Something dear to my heart – and lucidly articulated by Ethan Zuckerman was his presentation about the change in the direction of conversations. Whilst it wasn’t the core of the talk he mentioned Yeeyan.com – a Chinese website that brings together a community to translate English langauge articles into Chinese. Yeeyan has ~10,000 active users from a pool of ~150,000 who are registered. (The Nieman Journalism Lab covers the site here).

China is already has the largest internet population of any country with over 384 million internet users – official stats here. What does it say about your and my priorities that there is no comparable groundswell of volunteers translating Chinese content into other languages? As Ethan concluded “I’d like to think that 300 million Chinese on the internet have something interesting to say”.

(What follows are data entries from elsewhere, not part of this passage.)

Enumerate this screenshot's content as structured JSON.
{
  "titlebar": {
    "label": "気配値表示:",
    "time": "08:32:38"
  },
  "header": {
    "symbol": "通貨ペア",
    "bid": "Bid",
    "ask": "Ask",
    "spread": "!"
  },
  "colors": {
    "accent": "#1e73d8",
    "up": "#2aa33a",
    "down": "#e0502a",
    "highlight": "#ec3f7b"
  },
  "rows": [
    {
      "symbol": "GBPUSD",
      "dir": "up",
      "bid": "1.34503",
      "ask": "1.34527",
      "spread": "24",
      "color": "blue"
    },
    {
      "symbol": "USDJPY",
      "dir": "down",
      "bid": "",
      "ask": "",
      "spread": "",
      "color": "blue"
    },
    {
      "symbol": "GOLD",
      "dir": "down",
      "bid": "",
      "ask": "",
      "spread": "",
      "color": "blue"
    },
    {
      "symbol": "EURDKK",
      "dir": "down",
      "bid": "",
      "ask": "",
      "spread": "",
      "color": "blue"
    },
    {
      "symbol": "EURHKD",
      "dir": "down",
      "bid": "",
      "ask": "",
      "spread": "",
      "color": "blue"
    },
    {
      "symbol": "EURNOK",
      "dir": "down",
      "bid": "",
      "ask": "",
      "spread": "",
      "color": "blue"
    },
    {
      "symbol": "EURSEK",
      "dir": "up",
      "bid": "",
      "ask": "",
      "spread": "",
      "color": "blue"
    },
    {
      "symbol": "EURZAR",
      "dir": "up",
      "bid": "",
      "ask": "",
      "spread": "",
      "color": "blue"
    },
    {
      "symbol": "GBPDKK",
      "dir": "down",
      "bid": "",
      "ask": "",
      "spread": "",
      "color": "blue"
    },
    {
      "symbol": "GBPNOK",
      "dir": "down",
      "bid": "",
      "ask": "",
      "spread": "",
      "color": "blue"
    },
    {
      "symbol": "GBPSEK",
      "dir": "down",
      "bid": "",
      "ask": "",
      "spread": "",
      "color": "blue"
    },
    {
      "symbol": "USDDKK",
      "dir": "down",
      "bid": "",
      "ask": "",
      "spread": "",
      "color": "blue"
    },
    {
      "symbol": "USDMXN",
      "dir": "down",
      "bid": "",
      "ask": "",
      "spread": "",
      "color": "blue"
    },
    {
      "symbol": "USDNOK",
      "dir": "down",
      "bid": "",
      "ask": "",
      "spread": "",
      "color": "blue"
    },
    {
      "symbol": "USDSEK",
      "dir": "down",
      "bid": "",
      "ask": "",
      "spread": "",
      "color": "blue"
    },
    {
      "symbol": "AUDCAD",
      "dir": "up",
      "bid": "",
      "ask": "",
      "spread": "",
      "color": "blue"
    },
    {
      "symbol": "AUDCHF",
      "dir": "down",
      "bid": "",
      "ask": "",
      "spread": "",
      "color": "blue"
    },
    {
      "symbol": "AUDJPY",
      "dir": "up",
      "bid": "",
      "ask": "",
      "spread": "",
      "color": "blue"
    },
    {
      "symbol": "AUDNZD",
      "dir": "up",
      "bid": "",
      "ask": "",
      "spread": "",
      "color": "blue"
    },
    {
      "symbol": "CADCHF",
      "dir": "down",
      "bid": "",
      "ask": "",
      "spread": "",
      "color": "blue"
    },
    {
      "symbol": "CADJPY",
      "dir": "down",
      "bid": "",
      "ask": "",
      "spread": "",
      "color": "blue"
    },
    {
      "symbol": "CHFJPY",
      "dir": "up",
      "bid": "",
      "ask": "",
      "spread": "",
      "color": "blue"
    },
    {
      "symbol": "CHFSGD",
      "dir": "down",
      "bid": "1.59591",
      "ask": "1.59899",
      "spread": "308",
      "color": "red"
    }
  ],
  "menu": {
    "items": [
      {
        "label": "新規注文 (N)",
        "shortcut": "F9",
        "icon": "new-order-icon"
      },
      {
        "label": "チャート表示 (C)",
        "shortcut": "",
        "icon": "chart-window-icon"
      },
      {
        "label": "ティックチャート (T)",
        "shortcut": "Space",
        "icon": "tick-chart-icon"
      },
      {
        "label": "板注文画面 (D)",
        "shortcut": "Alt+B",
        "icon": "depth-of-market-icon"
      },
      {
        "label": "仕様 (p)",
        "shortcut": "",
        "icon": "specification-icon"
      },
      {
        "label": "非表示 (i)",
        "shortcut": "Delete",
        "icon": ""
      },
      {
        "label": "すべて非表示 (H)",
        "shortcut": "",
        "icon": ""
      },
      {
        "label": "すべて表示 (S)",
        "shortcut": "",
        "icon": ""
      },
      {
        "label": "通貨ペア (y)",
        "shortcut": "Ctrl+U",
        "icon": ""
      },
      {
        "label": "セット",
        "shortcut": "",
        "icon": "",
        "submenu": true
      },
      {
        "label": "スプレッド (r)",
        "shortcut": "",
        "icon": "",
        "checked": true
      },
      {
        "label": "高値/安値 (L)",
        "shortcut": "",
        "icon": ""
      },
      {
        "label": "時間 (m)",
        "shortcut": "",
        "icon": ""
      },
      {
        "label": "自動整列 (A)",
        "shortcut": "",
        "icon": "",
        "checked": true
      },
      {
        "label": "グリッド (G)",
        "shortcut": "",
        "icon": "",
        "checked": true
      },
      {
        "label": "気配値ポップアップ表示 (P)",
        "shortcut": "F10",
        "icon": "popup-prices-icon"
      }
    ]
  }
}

A couple of other stand-outs from the day that you might not have come across: Jamal Edwards aka SB sbtv – the UKs most popular youth broadcaster that started by using ‘only’ a video camera and YouTube to get the message out – to paraphrase “I’ll consider doing TV if its prime time”; and Nick Moon the Co-Founder of Kickstart talking talking about the hard work behind sustainable business models.

Videos of many of the talks will be posted on the Guardian’s web site.

I’ll leave you with the following quote, also from Ethan: “We need to stop patting ourselves on the back for lending 100 pounds, and more about how to solve some of these greater macro-economic problems [infrastructural, legal, …]. We cannot kiva ourselves to economic development.”